A Border Police officer on Wednesday described a suspected car-ramming attack that injured her the previous day in the West Bank, stressing that the incident was deliberate after questions were raised about the police response.
Shani Orr Hama Kadosh was lightly injured in the incident at a checkpoint in Abu Dis, near Jerusalem, and the alleged rammer was shot dead.
“I signaled to him to halt, the car started to slow down, and I moved in his direction,” Kadosh told Channel 13 news. “He saw that I took a step, he looked me in the eye, turned the steering wheel and rammed into me, and I flew to the other side” of the median.
“The soldiers understood what happened, heard me yell, turned straight in his direction, saw him getting out in their direction, cocked their weapons, and fired in his direction,” Kadosh said.
“I didn’t understand at first when he looked at me, and only when I went flying, I understood that this was an attack,” she said.
The suspected attacker, Ahmad Moustafa Erekat, 28, was shot dead at the scene.
Border Police on Wednesday released security footage from the incident as officials rejected accusations that troops killed Erekat without reason.
In the video, a car driven by Erekat can be seen approaching the checkpoint before abruptly accelerating and turning toward a group of police. The car then rams into Kadosh, who is knocked into the air, then it collides with a booth and comes to a stop.
As the driver gets out of the vehicle, he appears to begin running from the police officers, but quickly falls to the ground after being shot.
“He waited for a good moment, turned from the middle of the lane to the side to get a better angle to hurt the officer and then accelerated, turning his car 90 degrees, and lunged wildly at the officers,” a Border Police statement said.
In a second video that emerged Wednesday, Erekat is seen in his car speaking of rumors he has collaborated with Israeli security forces while promising he is “no snitch.” Some Hebrew media reports said the video was made shortly before the incident. But according to Kan news, Erekat’s family said it was a months-old clip.
In comments to Hebrew media, a Border Police source dismissed accusations that Erekat was killed in cold blood.
“Unfortunately, in recent hours various elements have chosen to portray the event in a completely distorted way and not as a ramming attack, while besmirching the officers’ conduct and covering up the terrorist’s grave actions,” the Border Police source was quoted saying.
In the second video that circulated on social media Wednesday, Erekat is seen in his car, saying “Your bro’s no snitch. I never betrayed the homeland.”
He appears to refer to Israeli officials or agents pressuring him, “[trying to] get me in trouble” by putting his photo on the Facebook page of COGAT, the body that coordinates between Israelis and Palestinians in the West Bank.
Erekat’s family said the video was made months ago, refuting its characterization as a testimonial made ahead of a planned attack.
On Tuesday, senior Palestinian official Saeb Erekat said Ahmad Moustafa Erekat, his cousin, was only “rushing” through the checkpoint, and rejected Israel’s account that he intentionally drove into the police officer as part of an attack.
“Israeli soldiers shot dead Ahmad Erekat from Abu Dis, east of Jerusalem, on his sister’s wedding day,” PLO executive committee secretary-general Erekat’s office said in a statement. “Ahmad was rushing through a checkpoint to bring his mother and sister from a beauty salon in Bethlehem.”
“My cousin, the nephew of my wife, was executed, murdered in cold blood and [Prime Minister Benjamin] Netanyahu bears responsibility,” Erekat was separately quoted as having told the Kan public broadcaster.
Ahmad himself was slated to be married next week, Erekat said.
Another cousin, Rutgers University assistant professor Noura Erekat, accused Israeli authorities of letting Ahmad bleed to death, after footage emerged of him bleeding on the ground as a Border Police officer nearly steps over him but declines to offer medical help.

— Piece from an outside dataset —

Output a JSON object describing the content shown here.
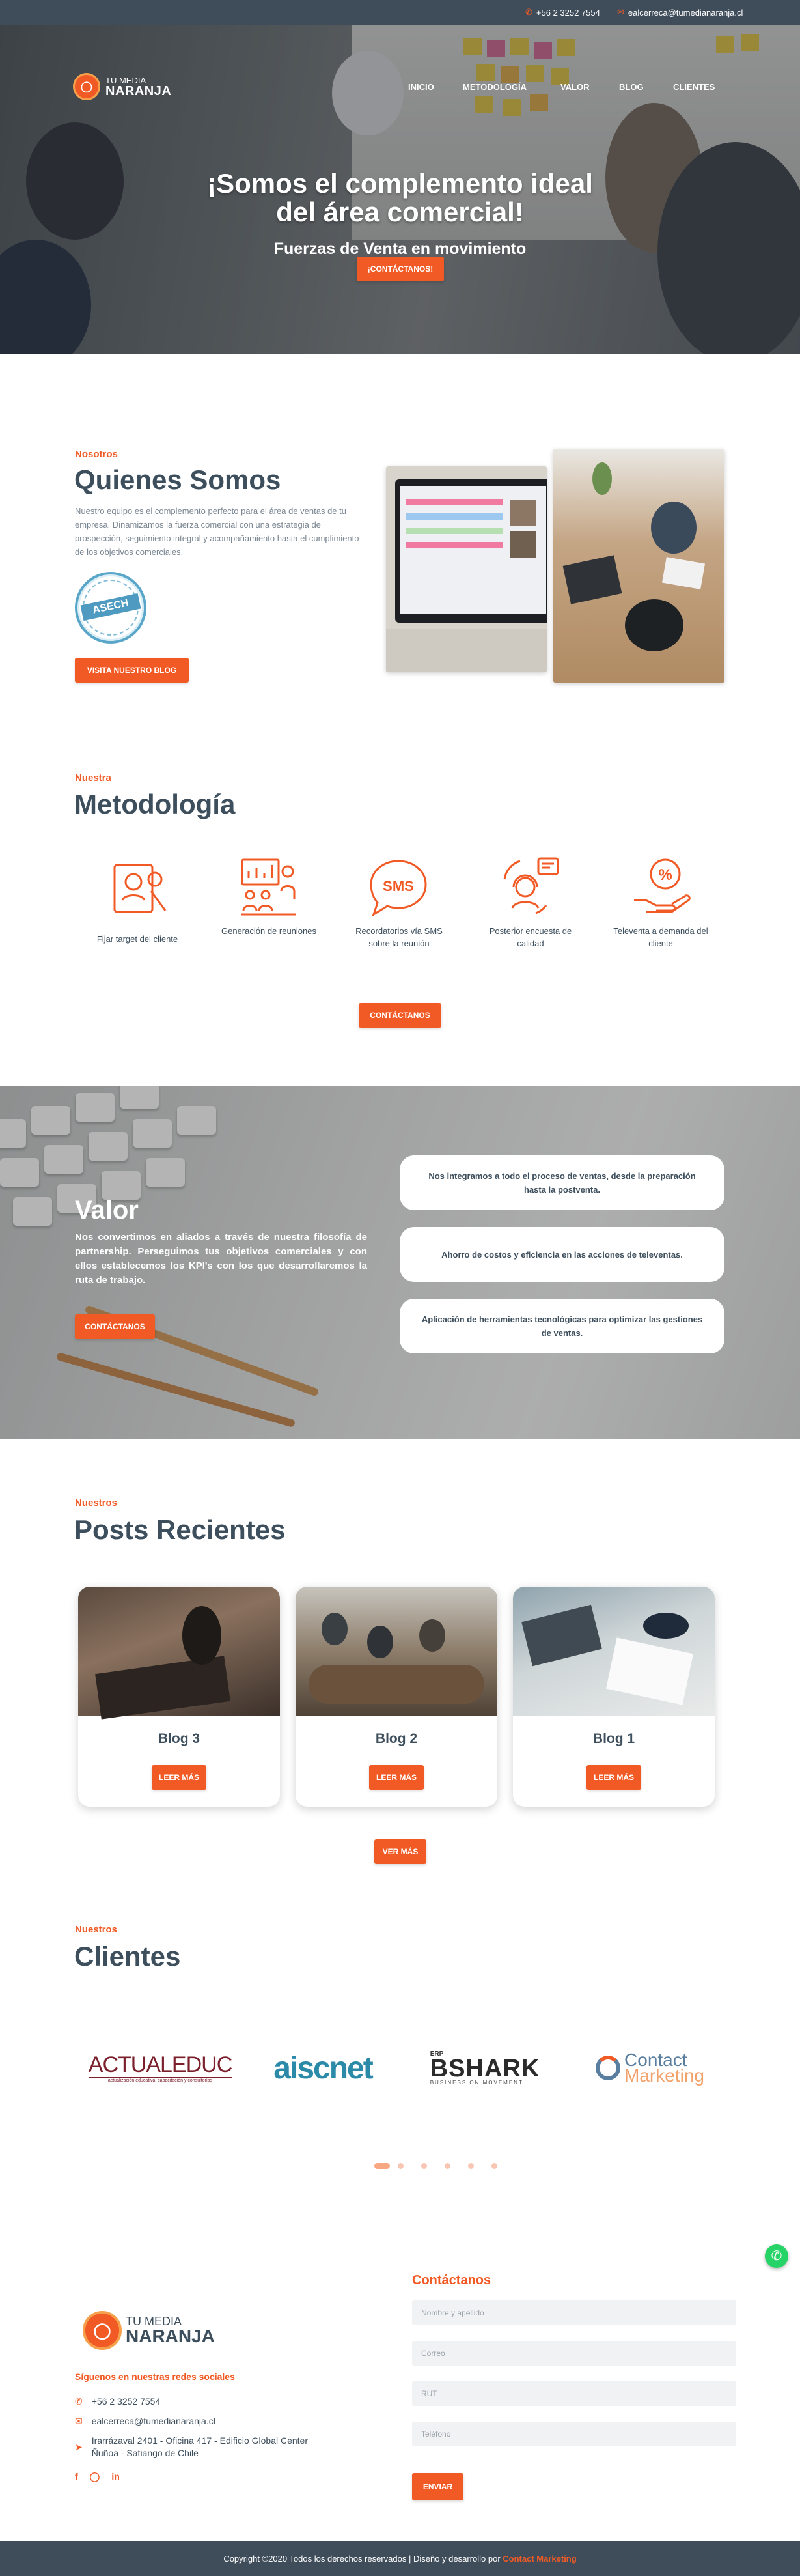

The PLO Negotiations office further claimed that the Israeli army had prevented the Palestinian Red Crescent emergency response service from reaching the scene and providing medical treatment.
Responding to the allegations, a Border Police spokesman told The Times of Israel that forces provided medical attention to the assailant within minutes, but were forced to declare his death minutes later.
Footage from the scene after Erekat had been shot shows him bleeding, but still moving. The Border Police spokesman said the video in question had been filmed in the minutes before medics arrived at the scene.
News of the alleged attack and shooting traveled quickly through Erekat’s hometown of Abu Dis, and clashes broke out between Israeli security forces and Abu Dis residents. Protesters set tires and garbage ablaze to block one of the town’s main roads, according to videos circulating on Palestinian social media.